5. Confirm completion only when all commands succeed with no remaining issues.

## Manual workflow

- Run from the repository root in this order: `pnpm i`, `pnpm build`, `pnpm -r build-check`, `pnpm -r -F "@openai/*" dist:check`, `pnpm lint`, `pnpm test`.
- Do not skip steps; stop and fix issues immediately when a command fails.
- Re-run the full stack after applying fixes so the commands execute in the required order.

## Resources

### scripts/run.sh

- Executes the full verification sequence (including declaration checks) with fail-fast semantics.
- Prefer this entry point to ensure the commands always run in the correct order from the repo root.

### scripts/run.ps1

- Windows-friendly wrapper that runs the same verification sequence with fail-fast semantics.
- Use from PowerShell with execution policy bypass if required by your environment.

Overview

This skill runs the mandatory verification stack whenever changes touch runtime code, tests, or build/test configuration. It ensures dependencies install correctly, the project builds, linting and type checks (including generated declarations) succeed, and all tests pass before work is marked complete. Follow the provided scripted entry points from the project root to run the full sequence with fail-fast behavior.

How this skill works

The skill executes a strict sequence of commands that install packages, build packages, run build-checks across the monorepo, validate generated distributions, run linting, and execute tests. It provides shell and PowerShell wrappers that enforce the correct order and stop immediately on failure so you can fix issues as they arise. Re-running the full stack after fixes confirms issues are resolved.

When to use it

  • When code changes affect runtime modules or shared libraries
  • When tests were added, modified, or are flaky
  • When build configuration, type generation, or bundling behavior changed
  • Before marking work complete or opening a final review/merge request

Best practices

  • Run the verification from the project root so cross-package checks execute correctly
  • Use the provided run scripts to preserve order and fail-fast semantics
  • Fix the first failing command, then re-run the full stack rather than skipping steps
  • Ensure generated declaration outputs are included in type checks before approving changes
  • Run on the same OS/Node version used by CI to reproduce environment-specific failures

Example use cases

  • A TypeScript runtime refactor touches multiple packages — run full verification to catch type or build regressions
  • Adding or changing tests — validate that test suites pass and type declarations remain correct
  • Updating build or bundler config — confirm dist checks and build-check tasks still succeed
  • Modifying shared types or generated code — ensure declaration files are generated and pass type checks

FAQ

Which entrypoint should I use to run the verification?

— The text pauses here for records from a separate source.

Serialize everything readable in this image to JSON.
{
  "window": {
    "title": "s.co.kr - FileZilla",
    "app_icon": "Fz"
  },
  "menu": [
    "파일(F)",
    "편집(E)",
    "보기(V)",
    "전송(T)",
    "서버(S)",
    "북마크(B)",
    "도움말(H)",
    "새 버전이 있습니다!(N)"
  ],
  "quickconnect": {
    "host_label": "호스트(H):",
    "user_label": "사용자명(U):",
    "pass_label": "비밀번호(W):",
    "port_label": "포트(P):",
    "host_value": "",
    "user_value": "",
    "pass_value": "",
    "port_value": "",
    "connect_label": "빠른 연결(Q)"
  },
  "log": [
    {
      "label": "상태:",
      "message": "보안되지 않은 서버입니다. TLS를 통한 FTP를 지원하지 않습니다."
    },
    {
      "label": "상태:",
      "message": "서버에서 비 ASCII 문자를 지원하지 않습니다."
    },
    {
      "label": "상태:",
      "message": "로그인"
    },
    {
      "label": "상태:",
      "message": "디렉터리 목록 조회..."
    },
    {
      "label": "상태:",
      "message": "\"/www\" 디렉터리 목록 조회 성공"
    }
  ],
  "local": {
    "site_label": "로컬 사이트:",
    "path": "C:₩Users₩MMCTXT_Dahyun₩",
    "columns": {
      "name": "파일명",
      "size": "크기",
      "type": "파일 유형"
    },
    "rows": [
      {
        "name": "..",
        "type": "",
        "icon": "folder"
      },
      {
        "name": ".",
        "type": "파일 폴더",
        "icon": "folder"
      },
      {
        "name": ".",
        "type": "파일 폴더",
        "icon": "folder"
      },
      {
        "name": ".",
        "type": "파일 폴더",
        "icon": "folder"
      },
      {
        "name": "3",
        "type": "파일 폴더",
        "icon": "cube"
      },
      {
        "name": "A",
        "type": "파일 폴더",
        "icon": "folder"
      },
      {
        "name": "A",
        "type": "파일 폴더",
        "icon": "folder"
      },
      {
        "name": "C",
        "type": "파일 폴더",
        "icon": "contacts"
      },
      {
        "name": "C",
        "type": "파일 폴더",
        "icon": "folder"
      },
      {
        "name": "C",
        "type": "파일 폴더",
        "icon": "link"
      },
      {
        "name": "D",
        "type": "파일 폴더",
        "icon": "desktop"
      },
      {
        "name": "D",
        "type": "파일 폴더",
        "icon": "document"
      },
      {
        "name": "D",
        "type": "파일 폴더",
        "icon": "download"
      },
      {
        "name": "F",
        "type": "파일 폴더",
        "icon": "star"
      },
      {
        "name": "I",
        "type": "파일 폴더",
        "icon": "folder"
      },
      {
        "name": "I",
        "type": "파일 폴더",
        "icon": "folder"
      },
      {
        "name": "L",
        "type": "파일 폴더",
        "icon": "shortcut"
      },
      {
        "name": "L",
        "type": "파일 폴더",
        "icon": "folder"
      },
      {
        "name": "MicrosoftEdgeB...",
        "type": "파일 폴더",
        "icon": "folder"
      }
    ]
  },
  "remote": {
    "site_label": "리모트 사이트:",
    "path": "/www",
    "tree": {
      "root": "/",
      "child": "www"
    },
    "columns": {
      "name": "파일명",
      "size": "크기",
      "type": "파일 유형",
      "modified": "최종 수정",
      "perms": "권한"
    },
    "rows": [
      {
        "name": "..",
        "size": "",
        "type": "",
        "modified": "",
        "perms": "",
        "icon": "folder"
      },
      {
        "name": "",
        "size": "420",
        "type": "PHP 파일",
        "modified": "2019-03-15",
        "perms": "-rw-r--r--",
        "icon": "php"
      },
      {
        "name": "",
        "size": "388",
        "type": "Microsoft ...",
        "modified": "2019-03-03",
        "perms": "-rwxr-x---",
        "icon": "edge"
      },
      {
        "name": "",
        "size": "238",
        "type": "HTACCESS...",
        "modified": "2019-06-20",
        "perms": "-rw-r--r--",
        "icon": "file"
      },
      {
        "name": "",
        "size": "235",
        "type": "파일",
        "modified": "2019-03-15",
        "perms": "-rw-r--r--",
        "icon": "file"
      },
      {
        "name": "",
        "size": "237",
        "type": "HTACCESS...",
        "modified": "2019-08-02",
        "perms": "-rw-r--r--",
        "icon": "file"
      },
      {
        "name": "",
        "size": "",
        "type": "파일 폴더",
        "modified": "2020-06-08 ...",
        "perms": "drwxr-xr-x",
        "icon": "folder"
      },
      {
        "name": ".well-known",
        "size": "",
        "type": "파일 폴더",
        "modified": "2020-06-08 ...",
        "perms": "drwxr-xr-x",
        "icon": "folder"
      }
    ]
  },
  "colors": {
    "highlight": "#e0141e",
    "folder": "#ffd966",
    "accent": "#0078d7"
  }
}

Use the provided shell script from a Unix-like terminal or the PowerShell script on Windows; both run the same ordered steps and stop on failure.

What if a command fails on my machine but passes in CI?

Match the CI environment: verify Node and package manager versions, OS differences, and rebuild from a clean state. If failures persist, capture and report the failing output for investigation.

Can I skip steps if I know they won’t be affected?

No. The sequence is designed to catch cross-package and generated-output issues; always run the full stack and address failures before confirming completion.